Koreas hold fifth round of Kaesong industrial zone talks

SEOUL - North and South Korea began a fifth round of talks Monday on reopening a joint industrial complex, after previous meetings failed to agree on a framework for resuming operations.

Production at the Kaesong estate has been suspended since North Korea withdrew its 53,000 workers from the complex in April at the height of soaring military tensions with the South.

Working-level officials from both sides have already met four times this month to discuss the future of the complex, established in 2004 as a rare symbol of inter-Korean cooperation.

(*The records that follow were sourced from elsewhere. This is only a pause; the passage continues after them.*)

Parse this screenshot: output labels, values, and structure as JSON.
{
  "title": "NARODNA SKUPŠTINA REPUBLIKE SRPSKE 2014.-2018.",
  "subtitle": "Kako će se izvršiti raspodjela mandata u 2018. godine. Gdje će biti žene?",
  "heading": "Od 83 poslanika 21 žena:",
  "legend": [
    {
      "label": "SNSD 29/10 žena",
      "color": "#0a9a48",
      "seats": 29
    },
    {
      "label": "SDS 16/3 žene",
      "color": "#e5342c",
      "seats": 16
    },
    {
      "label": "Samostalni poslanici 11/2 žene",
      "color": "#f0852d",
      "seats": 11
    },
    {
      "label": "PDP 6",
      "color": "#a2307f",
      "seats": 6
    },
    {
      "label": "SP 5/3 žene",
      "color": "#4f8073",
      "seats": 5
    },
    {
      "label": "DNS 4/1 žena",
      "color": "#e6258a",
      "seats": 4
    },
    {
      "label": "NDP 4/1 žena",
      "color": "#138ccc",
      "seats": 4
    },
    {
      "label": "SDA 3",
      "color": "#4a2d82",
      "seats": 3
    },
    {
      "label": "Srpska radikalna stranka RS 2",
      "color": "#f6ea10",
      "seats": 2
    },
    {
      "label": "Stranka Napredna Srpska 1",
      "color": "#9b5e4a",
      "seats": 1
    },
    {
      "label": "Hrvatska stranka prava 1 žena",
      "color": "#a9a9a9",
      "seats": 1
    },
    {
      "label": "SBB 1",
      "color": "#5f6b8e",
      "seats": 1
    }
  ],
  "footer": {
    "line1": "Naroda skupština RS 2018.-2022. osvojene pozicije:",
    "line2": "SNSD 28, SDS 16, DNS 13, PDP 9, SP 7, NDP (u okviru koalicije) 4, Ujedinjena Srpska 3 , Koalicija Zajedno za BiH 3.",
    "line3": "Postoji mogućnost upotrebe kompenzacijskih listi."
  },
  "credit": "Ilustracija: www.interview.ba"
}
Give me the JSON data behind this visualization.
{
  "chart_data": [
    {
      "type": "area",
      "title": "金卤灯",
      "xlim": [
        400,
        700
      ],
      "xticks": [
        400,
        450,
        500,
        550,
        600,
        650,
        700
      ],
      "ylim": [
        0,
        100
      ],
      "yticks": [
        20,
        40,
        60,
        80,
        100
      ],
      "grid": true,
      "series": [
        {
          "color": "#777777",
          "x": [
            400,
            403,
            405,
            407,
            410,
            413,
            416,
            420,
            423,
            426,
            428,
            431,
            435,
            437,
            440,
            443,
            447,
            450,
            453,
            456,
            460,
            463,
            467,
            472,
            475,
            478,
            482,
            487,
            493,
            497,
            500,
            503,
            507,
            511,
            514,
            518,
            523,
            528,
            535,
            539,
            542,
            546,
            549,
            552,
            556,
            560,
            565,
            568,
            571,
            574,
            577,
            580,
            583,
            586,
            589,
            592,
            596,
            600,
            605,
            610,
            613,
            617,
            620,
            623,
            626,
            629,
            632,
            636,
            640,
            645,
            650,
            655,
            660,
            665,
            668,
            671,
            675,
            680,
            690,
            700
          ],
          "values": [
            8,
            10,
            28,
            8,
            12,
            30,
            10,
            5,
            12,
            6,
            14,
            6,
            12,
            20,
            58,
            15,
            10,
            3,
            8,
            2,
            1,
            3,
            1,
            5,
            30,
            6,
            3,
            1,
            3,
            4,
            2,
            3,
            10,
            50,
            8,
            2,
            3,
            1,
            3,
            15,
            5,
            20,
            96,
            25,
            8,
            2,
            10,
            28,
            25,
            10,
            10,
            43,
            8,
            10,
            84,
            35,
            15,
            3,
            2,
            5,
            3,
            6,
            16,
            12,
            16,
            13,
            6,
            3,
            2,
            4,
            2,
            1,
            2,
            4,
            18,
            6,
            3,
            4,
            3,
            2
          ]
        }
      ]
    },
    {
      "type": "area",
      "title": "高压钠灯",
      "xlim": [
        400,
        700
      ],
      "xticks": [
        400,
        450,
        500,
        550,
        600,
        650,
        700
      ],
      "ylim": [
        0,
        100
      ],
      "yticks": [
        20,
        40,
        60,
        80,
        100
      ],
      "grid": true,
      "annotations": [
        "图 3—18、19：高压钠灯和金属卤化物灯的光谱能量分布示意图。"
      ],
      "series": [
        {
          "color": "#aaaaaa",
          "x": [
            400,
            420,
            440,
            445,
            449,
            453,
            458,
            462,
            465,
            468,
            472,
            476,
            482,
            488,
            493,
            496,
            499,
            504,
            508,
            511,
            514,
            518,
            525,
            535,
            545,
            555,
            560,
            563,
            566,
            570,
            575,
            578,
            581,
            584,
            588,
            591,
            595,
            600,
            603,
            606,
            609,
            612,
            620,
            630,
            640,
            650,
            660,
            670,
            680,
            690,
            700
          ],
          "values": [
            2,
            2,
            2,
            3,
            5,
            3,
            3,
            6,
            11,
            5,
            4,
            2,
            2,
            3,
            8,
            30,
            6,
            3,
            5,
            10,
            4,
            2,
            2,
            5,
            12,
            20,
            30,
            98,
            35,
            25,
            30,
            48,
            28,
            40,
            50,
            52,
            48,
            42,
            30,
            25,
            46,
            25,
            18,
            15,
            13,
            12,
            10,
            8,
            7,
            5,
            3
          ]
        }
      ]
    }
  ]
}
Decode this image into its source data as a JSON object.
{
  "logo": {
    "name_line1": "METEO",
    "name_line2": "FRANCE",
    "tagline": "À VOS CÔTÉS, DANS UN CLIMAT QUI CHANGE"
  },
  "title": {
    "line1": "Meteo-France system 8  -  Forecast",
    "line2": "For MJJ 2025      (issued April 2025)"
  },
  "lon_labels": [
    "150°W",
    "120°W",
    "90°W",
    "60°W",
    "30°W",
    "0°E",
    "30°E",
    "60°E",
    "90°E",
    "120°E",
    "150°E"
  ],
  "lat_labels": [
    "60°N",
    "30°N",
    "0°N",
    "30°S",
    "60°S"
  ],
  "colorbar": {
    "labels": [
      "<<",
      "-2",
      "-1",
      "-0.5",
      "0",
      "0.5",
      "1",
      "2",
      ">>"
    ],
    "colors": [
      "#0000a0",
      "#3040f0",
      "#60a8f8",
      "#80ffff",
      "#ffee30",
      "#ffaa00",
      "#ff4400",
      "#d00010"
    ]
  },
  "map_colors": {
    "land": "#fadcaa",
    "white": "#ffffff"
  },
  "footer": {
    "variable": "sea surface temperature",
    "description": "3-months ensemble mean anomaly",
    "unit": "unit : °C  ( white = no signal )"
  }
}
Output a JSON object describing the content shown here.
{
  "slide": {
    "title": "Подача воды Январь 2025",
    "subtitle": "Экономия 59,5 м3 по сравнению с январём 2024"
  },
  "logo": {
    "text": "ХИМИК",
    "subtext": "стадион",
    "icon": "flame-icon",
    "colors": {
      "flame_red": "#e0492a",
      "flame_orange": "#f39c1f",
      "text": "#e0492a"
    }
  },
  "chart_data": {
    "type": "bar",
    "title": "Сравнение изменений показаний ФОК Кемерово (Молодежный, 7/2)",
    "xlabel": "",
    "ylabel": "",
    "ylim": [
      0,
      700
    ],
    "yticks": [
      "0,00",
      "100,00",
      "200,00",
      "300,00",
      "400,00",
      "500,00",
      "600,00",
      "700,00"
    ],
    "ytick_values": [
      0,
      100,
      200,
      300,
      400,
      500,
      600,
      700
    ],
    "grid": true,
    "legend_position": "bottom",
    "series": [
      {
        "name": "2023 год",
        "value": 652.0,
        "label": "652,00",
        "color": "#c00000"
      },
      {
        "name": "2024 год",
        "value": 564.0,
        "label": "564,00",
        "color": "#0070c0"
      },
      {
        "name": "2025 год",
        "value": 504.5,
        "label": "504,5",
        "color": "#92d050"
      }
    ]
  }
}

The talks have been dominated by mutual recrimination over the cause of the shutdown, and the unwillingness of either side to be seen to make any concession to get Kaesong running again.

Monday's fifth round was again held in Kaesong, which lies 10 kilometres inside North Korea and which, prior to its shutdown, hosted 123 South Korean companies.

"We will try our best to produce results that are acceptable to South Korean people," Kim Ki-Woong, the chief of the South's three-member delegation, said before crossing the border.

The South is insisting North Korea provide guarantees to prevent any repetition of what Seoul insists was the unilateral closure of Kaesong by Pyongyang.

The North says it was not responsible, arguing that its hand was forced by hostile South Korean actions and intimidation - in particular a series of joint military exercises with the United States.

After the fourth round of talks last Wednesday, Kim said there was "a big difference" between the parties on working out a legal framework to prevent a future closure.

The South has proposed allowing foreign firms to operate there in the apparent belief that it would make it more difficult for the North to shut down the complex at will.

North Korea wants an unconditional and early restart of operations, and both sides have accused the other of lacking sincerity in the negotiating process.

Born out of the "Sunshine Policy" of inter-Korean conciliation initiated in the late 1990s by South Korean president Kim Dae-Jung, Kaesong was a crucial hard currency source for the impoverished North through taxes and revenues, and its cut of worker wages.

The joint complex, which had survived previous inter-Korean crises, was the most high-profile casualty of two months of elevated tensions that followed a nuclear test by the North in February that sparked international condemnation.

The North initially barred South Korean access to the zone, and then pulled out its workers. Seoul withdrew the last of its nationals in early May.

South Korean managers say they have suffered production losses of around US$1 billion (S$1.27 billion), and have criticised North and South Korea for playing political football with their businesses.

Some have threatened to pull out of the complex permanently unless operations resume soon.

The discussions on Kaesong followed a failed attempt to initiate high-level talks in June as military tensions subsided.

The dialogue was cancelled at the last minute because of a row over protocol, with neither side able to agree on the levels of their chief delegates.